Ao assim se manifestar, a Faculdade de Direito mantém sua postura em defesa da democracia e relembra aos atores políticos do presente sobre a trajetória de todas e todos que lutaram contra o arbítrio e a violência de um regime tirânico. Honestino Guimarães, Iara dos Santos Delgado e Paulo de Tarso Celestino foram alunos da UnB. São desaparecidos políticos, vítimas da ditadura. A geração deles lutou por liberdade e democracia. Que sejam lembrados e homenageados, e que a universidade pública continue a zelar pela observância dos princípios e regras que estruturam o Estado Democrático de Direito.

*Cristiano Paixão é Subprocurador-Geral do Trabalho.
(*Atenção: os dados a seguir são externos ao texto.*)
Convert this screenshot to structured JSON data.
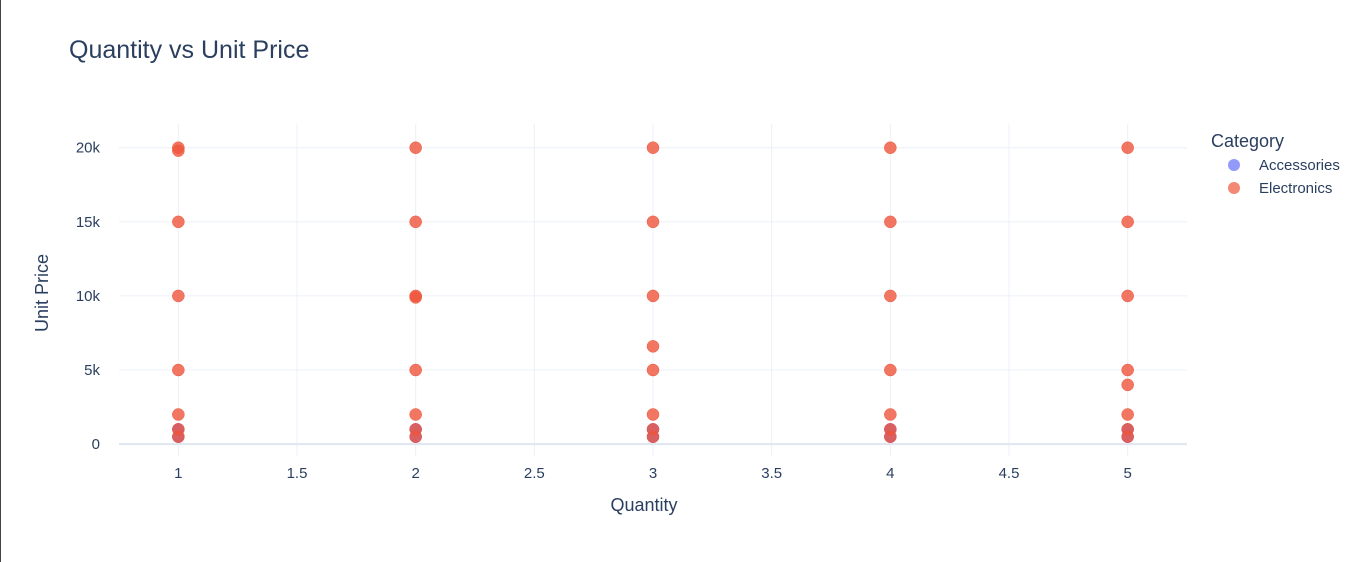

Integrante do Coletivo Transforma MP e da Associação Brasileira de Juristas pela Democracia (ABJD). Professor Adjunto da Faculdade de Direito da UnB. Foi professor visitante nas universidades de Macerata e Sevilla. Coordenador dos grupos de pesquisa “Percursos, Narrativas, Fragmentos: História do Direito e do Constitucionalismo” e “Direito, História e Literatura: tempos e linguagens” (CNPq/UnB). Foi Conselheiro da Comissão de Anistia do Ministério da Justiça (2012-2016) e Coordenador de Relações Institucionais da Comissão Anísio Teixeira de Memória e Verdade da UnB.